Why is the galaxy curved? Scientists received an unexpected answer: because it is affected by another star system, which will soon collide with ours.
Details are set out in a scientific article published in the journal Nature Astronomy.
The disk of the Milky Way is curved: one of its edges is raised, and the other is lowered. The first indications of this fact appeared in the late 1950s, and recently it has finally been confirmed.
Where does this bend come from? Experts have offered various versions. According to one of them, the magnetic field of the Galaxy is to blame. Another hypothesis suggests that the cloud of dark matter into which the Milky Way is immersed has an asymmetric shape. Therefore, scientists say, the gravity of dark matter bends the disk of the Galaxy.
The new study relies on an unprecedentedly accurate measurement of the shape of the Milky Way. It was carried out thanks to the Gaia orbital telescope, according to which the richest star catalog in history has been compiled. The tool helped determine the coordinates and speeds of more than a billion stars. This is not so much compared to the total number of luminaries in the Galaxy (hundreds of billions), but much more than was previously studied.
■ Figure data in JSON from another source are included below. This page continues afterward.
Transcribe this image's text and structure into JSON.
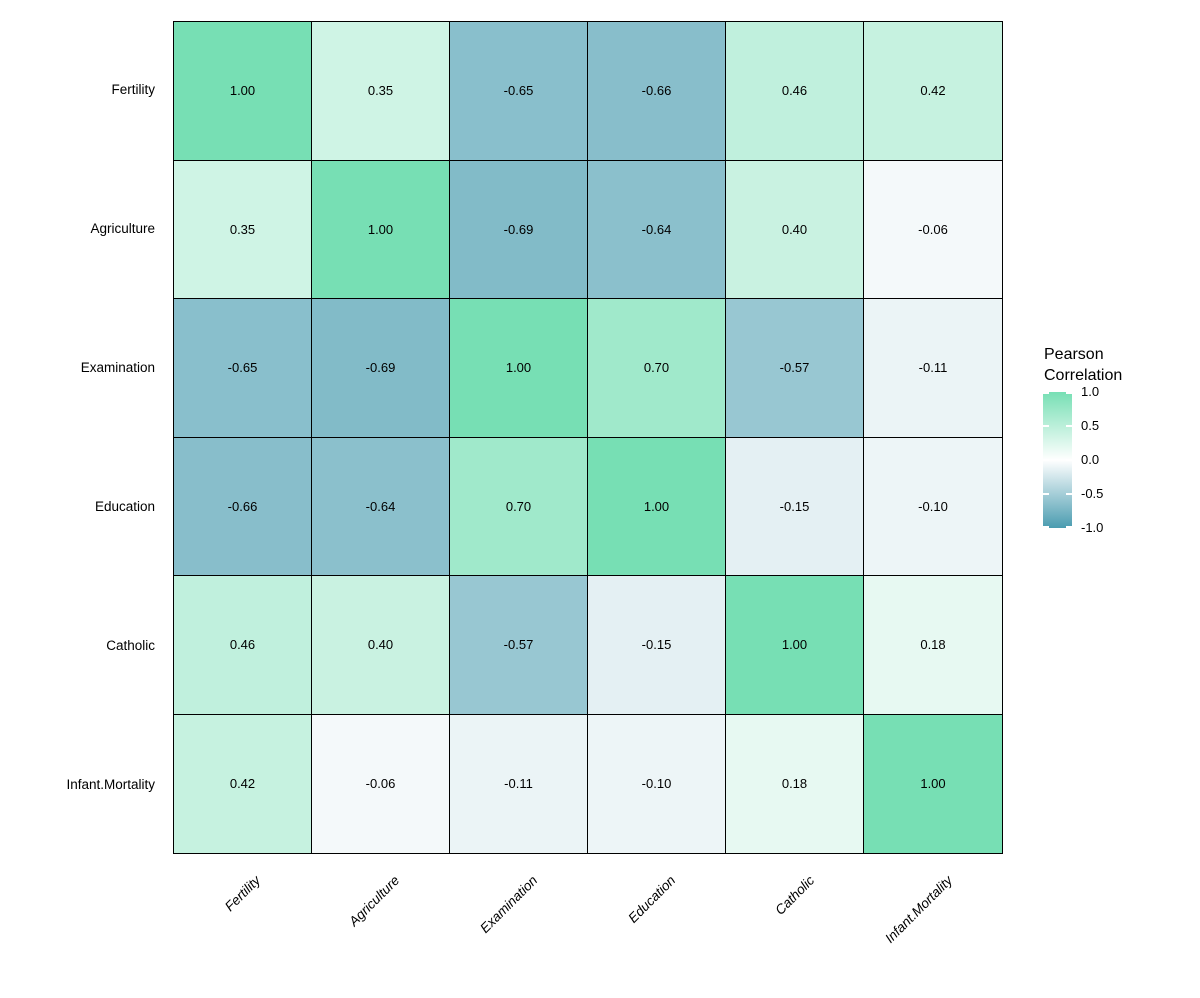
{
  "chart_data": {
    "type": "heatmap",
    "title": "",
    "variables": [
      "Fertility",
      "Agriculture",
      "Examination",
      "Education",
      "Catholic",
      "Infant.Mortality"
    ],
    "matrix": [
      [
        1.0,
        0.35,
        -0.65,
        -0.66,
        0.46,
        0.42
      ],
      [
        0.35,
        1.0,
        -0.69,
        -0.64,
        0.4,
        -0.06
      ],
      [
        -0.65,
        -0.69,
        1.0,
        0.7,
        -0.57,
        -0.11
      ],
      [
        -0.66,
        -0.64,
        0.7,
        1.0,
        -0.15,
        -0.1
      ],
      [
        0.46,
        0.4,
        -0.57,
        -0.15,
        1.0,
        0.18
      ],
      [
        0.42,
        -0.06,
        -0.11,
        -0.1,
        0.18,
        1.0
      ]
    ],
    "value_decimals": 2,
    "legend": {
      "title_lines": [
        "Pearson",
        "Correlation"
      ],
      "tick_labels": [
        "1.0",
        "0.5",
        "0.0",
        "-0.5",
        "-1.0"
      ],
      "tick_values": [
        1.0,
        0.5,
        0.0,
        -0.5,
        -1.0
      ],
      "range": [
        -1.0,
        1.0
      ],
      "position": "right"
    },
    "colors": {
      "high": "#77DFB4",
      "mid": "#FFFFFF",
      "low": "#4A9CB0",
      "grid_line": "#000000",
      "text": "#000000"
    },
    "layout_hints": {
      "x_tick_rotation_deg": 45,
      "x_tick_style": "italic",
      "grid": "on"
    }
  }
}
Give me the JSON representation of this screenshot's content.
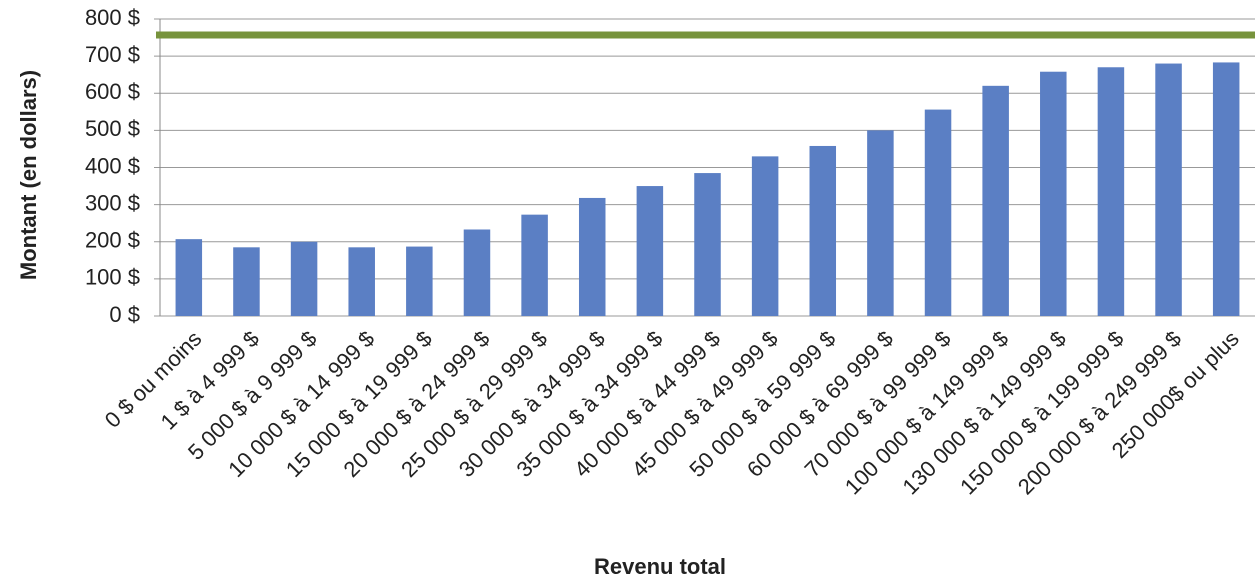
{
  "chart_data": {
    "type": "bar",
    "y_axis_label": "Montant (en dollars)",
    "x_axis_label": "Revenu total",
    "categories": [
      "0 $ ou moins",
      "1 $ à 4 999 $",
      "5 000 $ à 9 999 $",
      "10 000 $ à 14 999 $",
      "15 000 $ à 19 999 $",
      "20 000 $ à 24 999 $",
      "25 000 $ à 29 999 $",
      "30 000 $ à 34 999 $",
      "35 000 $ à 34 999 $",
      "40 000 $ à 44 999 $",
      "45 000 $ à 49 999 $",
      "50 000 $ à 59 999 $",
      "60 000 $ à 69 999 $",
      "70 000 $ à 99 999 $",
      "100 000 $ à 149 999 $",
      "130 000 $ à 149 999 $",
      "150 000 $ à 199 999 $",
      "200 000 $ à 249 999 $",
      "250 000$ ou plus"
    ],
    "values": [
      207,
      185,
      200,
      185,
      187,
      233,
      273,
      318,
      350,
      385,
      430,
      458,
      500,
      556,
      620,
      658,
      670,
      680,
      683
    ],
    "color": "#5b7fc4",
    "reference_line": {
      "value": 757,
      "color": "#77933c"
    },
    "ylim": [
      0,
      800
    ],
    "yticks": [
      {
        "value": 0,
        "label": "0 $"
      },
      {
        "value": 100,
        "label": "100 $"
      },
      {
        "value": 200,
        "label": "200 $"
      },
      {
        "value": 300,
        "label": "300 $"
      },
      {
        "value": 400,
        "label": "400 $"
      },
      {
        "value": 500,
        "label": "500 $"
      },
      {
        "value": 600,
        "label": "600 $"
      },
      {
        "value": 700,
        "label": "700 $"
      },
      {
        "value": 800,
        "label": "800 $"
      }
    ],
    "grid": true
  }
}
Selecting 12 million giant stars located in the outer regions of the disk, the authors tracked the change in the shape of the latter.
Thanks to new data, astronomers have found that bending is not static. He moves through the galaxy. The previously curved parts of the disk are straightened, while the adjacent ones are bent.
“Based on the speed obtained, the bend will complete one revolution around the center of the Milky Way in 600-700 million years,” says Eloisa Poggio from the Turin Astrophysical Observatory.
Milky Way Form. Illustration by Stefan Payne-Wardenaar; NASA / JPL-Caltech; ESA
For comparison: the Sun makes a complete revolution around the center of the Galaxy in 220 million years, that is, about three times faster. But astronomers did not expect such speeds from the bend of the Galaxy.
This is much faster than the shape of the Milky Way could change due to the magnetic field or the attraction of dark matter. Therefore, the authors have another hypothesis.
They believe that the matter is the gravity of a small galaxy, which is located near ours and in the near future by astronomical standards, is likely to crash into it. Which of the star systems surrounding the Milky Way is engaged in such cosmic hooliganism is not yet clear. Perhaps we are talking about one of its closest satellites – a dwarf elliptical galaxy in Sagittarius.
The location of the dwarf galaxy in Sagittarius relative to the Milky Way. Illustration ESA / Gaia / DPAC, CC BY-SA 3.0 IGO.
The authors emphasize that the movement of the bend does not affect life on Earth.
“The sun is 26 thousand light-years away from the center of the galaxy, where the strain amplitude is very small,” Poggio explains. “Our measurements mainly related to the outer parts of the galactic disk, 52 thousand light-years from the center of the galaxy and beyond.”